Derde toespraak tot mijn studenten, voorjaar 1976.

Vorig semester heb ik een aantal toespraken gewijd aan de verwarring die onherroepelijk gesticht wordt, wanneer wij machines in anthropormorfe termen trachten te beschrijven en begrijpen. Voor vandaag is de verwarring aan de beurt, die onherroepelijk ontstaat, als wij een collectivum van mensen gaan beschrijven als individu.

Vorige week had ik het over enquetes en de schadelijke invloed hiervan op de geenqueteerde, die zich moreel verplicht voelt opinies te hebben. Over de invloed van de uitslag hebben we het nog niet gehad! Maar hoe worden die uitslagen geformuleerd? Zullen we eens proberen? "Katholiek Nederland ingenomen met nieuwe aartsbisschop." "Het Nederlands volk vindt bedrijfsdemocratisering van ondergeschi belang." "De THE wil zich meer inzetten voor de belangen van de regio." "De PvdA staat achter het beleid van de regering." U kunt het lijstje nu zelf wel voortzetten.

Het vervelende van dit soort formuleringen, waarin linguistisch een collectivum als individu optreedt, is, dat zij een veel grotere homogeniteit suggereren, dan er in werkelijkheid is, een onjuiste voorstelling van zaken, die tot allerlei conflicten aanleiding geeft. Ten eerste is er het persoonlijke conflict voor de dissident. De Nederlands Katholiek, wie de wel uiterst Roomse onderkin van de nieuwe monseigneur tot aarzeling heeft geinspireerd, vraagt zich met zorg af, of hij nog wel bij de Kerk hoort. Het lid van de "TH-gemeenschap" —ook zo'n vieze term— voor wie de betekenis van de wetenschap niet bij de provinciegrenzen ophoudt, kan makkelijk door soortgelijke twijfels bevangen worden. Wij moeten over dit soort persoonlijke conflicten niet te licht denken, want zij hebben menigeen's vermogen tot loyaliteit ernstig afbreuk gedaan.
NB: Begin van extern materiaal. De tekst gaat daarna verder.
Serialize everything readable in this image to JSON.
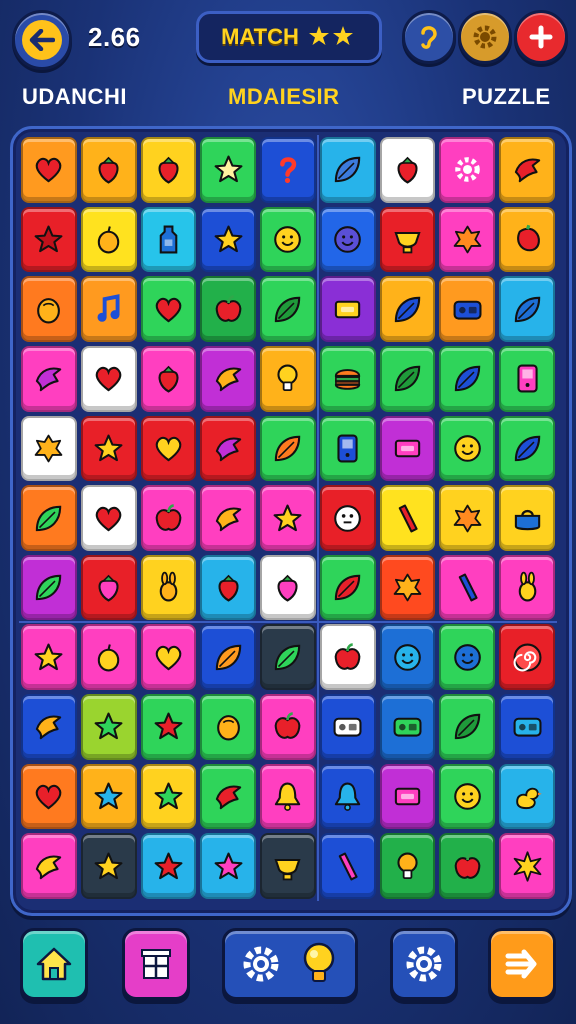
{
  "header": {
    "score": "2.66",
    "match_label": "MATCH",
    "icons": [
      "back-arrow-icon",
      "ear-icon",
      "gear-icon",
      "plus-icon"
    ]
  },
  "labels": {
    "left": "UDANCHI",
    "middle": "MDAIESIR",
    "right": "PUZZLE"
  },
  "board": {
    "rows": [
      [
        {
          "c": "#ff9a1f",
          "i": "heart",
          "f": "#e8202a"
        },
        {
          "c": "#ffb21a",
          "i": "strawberry",
          "f": "#e8202a"
        },
        {
          "c": "#ffd21f",
          "i": "strawberry",
          "f": "#e8202a"
        },
        {
          "c": "#2fd45a",
          "i": "star",
          "f": "#fff2a0"
        },
        {
          "c": "#1d4fd6",
          "i": "question",
          "f": "#ff3a2a"
        },
        {
          "c": "#27b3ea",
          "i": "leaf",
          "f": "#3c7bdc"
        },
        {
          "c": "#ffffff",
          "i": "strawberry",
          "f": "#e8202a"
        },
        {
          "c": "#ff3fc0",
          "i": "gear",
          "f": "#ffffff"
        },
        {
          "c": "#ffb21a",
          "i": "bird",
          "f": "#e8202a"
        }
      ],
      [
        {
          "c": "#e82028",
          "i": "star",
          "f": "#c0101a"
        },
        {
          "c": "#ffe21f",
          "i": "fruit",
          "f": "#ffb21a"
        },
        {
          "c": "#27c4ea",
          "i": "bottle",
          "f": "#1d6fd6"
        },
        {
          "c": "#1d4fd6",
          "i": "star",
          "f": "#ffd21f"
        },
        {
          "c": "#2fd45a",
          "i": "smile",
          "f": "#ffd21f"
        },
        {
          "c": "#2266e8",
          "i": "smile",
          "f": "#5a4fd6"
        },
        {
          "c": "#e82028",
          "i": "cup",
          "f": "#ffd21f"
        },
        {
          "c": "#ff3fc0",
          "i": "blob",
          "f": "#ff8a1f"
        },
        {
          "c": "#ffb21a",
          "i": "pepper",
          "f": "#e8202a"
        }
      ],
      [
        {
          "c": "#ff7a1f",
          "i": "nut",
          "f": "#ffb21a"
        },
        {
          "c": "#ff9a1f",
          "i": "note",
          "f": "#1d4fd6"
        },
        {
          "c": "#2fd45a",
          "i": "heart",
          "f": "#e8202a"
        },
        {
          "c": "#22b04a",
          "i": "apple",
          "f": "#e8202a"
        },
        {
          "c": "#2fd45a",
          "i": "leaf",
          "f": "#1f9a3a"
        },
        {
          "c": "#8a2fd6",
          "i": "box",
          "f": "#ffd21f"
        },
        {
          "c": "#ffb21a",
          "i": "leaf",
          "f": "#1d4fd6"
        },
        {
          "c": "#ff9a1f",
          "i": "radio",
          "f": "#1d4fd6"
        },
        {
          "c": "#27b3ea",
          "i": "leaf",
          "f": "#1d6fd6"
        }
      ],
      [
        {
          "c": "#ff3fc0",
          "i": "bird",
          "f": "#c12fd6"
        },
        {
          "c": "#ffffff",
          "i": "heart",
          "f": "#e8202a"
        },
        {
          "c": "#ff3fc0",
          "i": "strawberry",
          "f": "#e8202a"
        },
        {
          "c": "#c12fd6",
          "i": "bird",
          "f": "#ffb21a"
        },
        {
          "c": "#ffb21a",
          "i": "bulb",
          "f": "#ffd21f"
        },
        {
          "c": "#2fd45a",
          "i": "burger",
          "f": "#ff7a1f"
        },
        {
          "c": "#2fd45a",
          "i": "leaf",
          "f": "#1f9a3a"
        },
        {
          "c": "#2fd45a",
          "i": "leaf",
          "f": "#1d4fd6"
        },
        {
          "c": "#2fd45a",
          "i": "phone",
          "f": "#ff3fc0"
        }
      ],
      [
        {
          "c": "#ffffff",
          "i": "blob",
          "f": "#ffb21a"
        },
        {
          "c": "#e82028",
          "i": "star",
          "f": "#ffd21f"
        },
        {
          "c": "#e82028",
          "i": "heart",
          "f": "#ffd21f"
        },
        {
          "c": "#e82028",
          "i": "bird",
          "f": "#c12fd6"
        },
        {
          "c": "#2fd45a",
          "i": "leaf",
          "f": "#ff7a1f"
        },
        {
          "c": "#2fd45a",
          "i": "phone",
          "f": "#1d4fd6"
        },
        {
          "c": "#c12fd6",
          "i": "box",
          "f": "#ff3fc0"
        },
        {
          "c": "#2fd45a",
          "i": "smile",
          "f": "#ffd21f"
        },
        {
          "c": "#2fd45a",
          "i": "leaf",
          "f": "#1d4fd6"
        }
      ],
      [
        {
          "c": "#ff7a1f",
          "i": "leaf",
          "f": "#2fd45a"
        },
        {
          "c": "#ffffff",
          "i": "heart",
          "f": "#e8202a"
        },
        {
          "c": "#ff3fc0",
          "i": "apple",
          "f": "#e8202a"
        },
        {
          "c": "#ff3fc0",
          "i": "bird",
          "f": "#ffb21a"
        },
        {
          "c": "#ff3fc0",
          "i": "star",
          "f": "#ffd21f"
        },
        {
          "c": "#e82028",
          "i": "face",
          "f": "#ffffff"
        },
        {
          "c": "#ffe21f",
          "i": "stick",
          "f": "#e8202a"
        },
        {
          "c": "#ffd21f",
          "i": "blob",
          "f": "#ff8a1f"
        },
        {
          "c": "#ffd21f",
          "i": "pot",
          "f": "#1d6fd6"
        }
      ],
      [
        {
          "c": "#c12fd6",
          "i": "leaf",
          "f": "#2fd45a"
        },
        {
          "c": "#e82028",
          "i": "strawberry",
          "f": "#ff3fc0"
        },
        {
          "c": "#ffd21f",
          "i": "bunny",
          "f": "#ffb21a"
        },
        {
          "c": "#27b3ea",
          "i": "strawberry",
          "f": "#e8202a"
        },
        {
          "c": "#ffffff",
          "i": "strawberry",
          "f": "#ff3fc0"
        },
        {
          "c": "#2fd45a",
          "i": "leaf",
          "f": "#e8202a"
        },
        {
          "c": "#ff4a1f",
          "i": "blob",
          "f": "#ffb21a"
        },
        {
          "c": "#ff3fc0",
          "i": "stick",
          "f": "#1d4fd6"
        },
        {
          "c": "#ff3fc0",
          "i": "bunny",
          "f": "#ffd21f"
        }
      ],
      [
        {
          "c": "#ff3fc0",
          "i": "star",
          "f": "#ffd21f"
        },
        {
          "c": "#ff3fc0",
          "i": "fruit",
          "f": "#ffd21f"
        },
        {
          "c": "#ff3fc0",
          "i": "heart",
          "f": "#ffd21f"
        },
        {
          "c": "#1d4fd6",
          "i": "leaf",
          "f": "#ff9a1f"
        },
        {
          "c": "#2a3a4a",
          "i": "leaf",
          "f": "#2fd45a"
        },
        {
          "c": "#ffffff",
          "i": "apple",
          "f": "#e8202a"
        },
        {
          "c": "#1d6fd6",
          "i": "smile",
          "f": "#27b3ea"
        },
        {
          "c": "#2fd45a",
          "i": "smile",
          "f": "#1d6fd6"
        },
        {
          "c": "#e82028",
          "i": "spiral",
          "f": "#ff4a4a"
        }
      ],
      [
        {
          "c": "#1d4fd6",
          "i": "bird",
          "f": "#ffb21a"
        },
        {
          "c": "#9ad42f",
          "i": "star",
          "f": "#2fd45a"
        },
        {
          "c": "#2fd45a",
          "i": "star",
          "f": "#e8202a"
        },
        {
          "c": "#2fd45a",
          "i": "nut",
          "f": "#ffb21a"
        },
        {
          "c": "#ff3fc0",
          "i": "apple",
          "f": "#e8202a"
        },
        {
          "c": "#1d4fd6",
          "i": "radio",
          "f": "#ffffff"
        },
        {
          "c": "#1d6fd6",
          "i": "radio",
          "f": "#2fd45a"
        },
        {
          "c": "#2fd45a",
          "i": "leaf",
          "f": "#1f9a3a"
        },
        {
          "c": "#1d4fd6",
          "i": "radio",
          "f": "#27b3ea"
        }
      ],
      [
        {
          "c": "#ff7a1f",
          "i": "heart",
          "f": "#e8202a"
        },
        {
          "c": "#ffb21a",
          "i": "star",
          "f": "#27b3ea"
        },
        {
          "c": "#ffd21f",
          "i": "star",
          "f": "#2fd45a"
        },
        {
          "c": "#2fd45a",
          "i": "bird",
          "f": "#e8202a"
        },
        {
          "c": "#ff3fc0",
          "i": "bell",
          "f": "#ffd21f"
        },
        {
          "c": "#1d4fd6",
          "i": "bell",
          "f": "#27b3ea"
        },
        {
          "c": "#c12fd6",
          "i": "box",
          "f": "#ff3fc0"
        },
        {
          "c": "#2fd45a",
          "i": "smile",
          "f": "#ffd21f"
        },
        {
          "c": "#27b3ea",
          "i": "duck",
          "f": "#ffd21f"
        }
      ],
      [
        {
          "c": "#ff3fc0",
          "i": "bird",
          "f": "#ffd21f"
        },
        {
          "c": "#2a3a4a",
          "i": "star",
          "f": "#ffd21f"
        },
        {
          "c": "#27b3ea",
          "i": "star",
          "f": "#e8202a"
        },
        {
          "c": "#27b3ea",
          "i": "star",
          "f": "#ff3fc0"
        },
        {
          "c": "#2a3a4a",
          "i": "cup",
          "f": "#ffd21f"
        },
        {
          "c": "#1d4fd6",
          "i": "stick",
          "f": "#ff3fc0"
        },
        {
          "c": "#22b04a",
          "i": "bulb",
          "f": "#ffb21a"
        },
        {
          "c": "#22b04a",
          "i": "apple",
          "f": "#e8202a"
        },
        {
          "c": "#ff3fc0",
          "i": "burst",
          "f": "#ffd21f"
        }
      ]
    ]
  },
  "footer": {
    "icons": [
      "home-icon",
      "shop-icon",
      "gear-icon",
      "hint-bulb-icon",
      "gear-icon",
      "next-arrow-icon"
    ]
  }
}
Het is niet makkelijk am in de wetenschap dat iets een fictie is, met deze fictie te leven zonder de eigen integriteit aangetast te laten worden. Het is de facto zo moeilijk, dat velen prefereren te vergeten dat deze homogeniteit een fictie is. En dan is de boot aan: voor dezen is nl. elke blijk van inhomogeniteit een aantasting van hun kwetsbare zekerheid, en daarmee is de kiem gelegd voor de intolerantie, die voor alle totalitaire regimes zo karakteristiek is. Wij kennen de symptomen allemaal. Wij weten, hoe de heksenjacht van de Inquisitie de fictie van de eenheid van de Roomse Kerk moest redden. Wij weten, hoe de kerkelijke censuur, die slechts door het bisschoppelijk Imprimatur kon worden opgeheven, de verscheidenheid moest verdoezelen. Wij weten, hoe tijdens de Koude Oorlog het McCarthyisme in de USA een communistenjacht ontketend heeft, die de Jezuieten van de Inquisitie jaloers gemaakt moet hebben. Wij weten, hoe in de USSR het niet delen van de overheersende politieke opvattingen voldoende is, om als misdadiger of als gek te worden gebrandmerkt. Als goede Nederlanders zijn wij meesters in het wijzen met de beschuldigende vinger, mits hij naar een punt buiten de grenzen wijst..... Maar U moet niet denken, dat het hier allemaal koek en ei is.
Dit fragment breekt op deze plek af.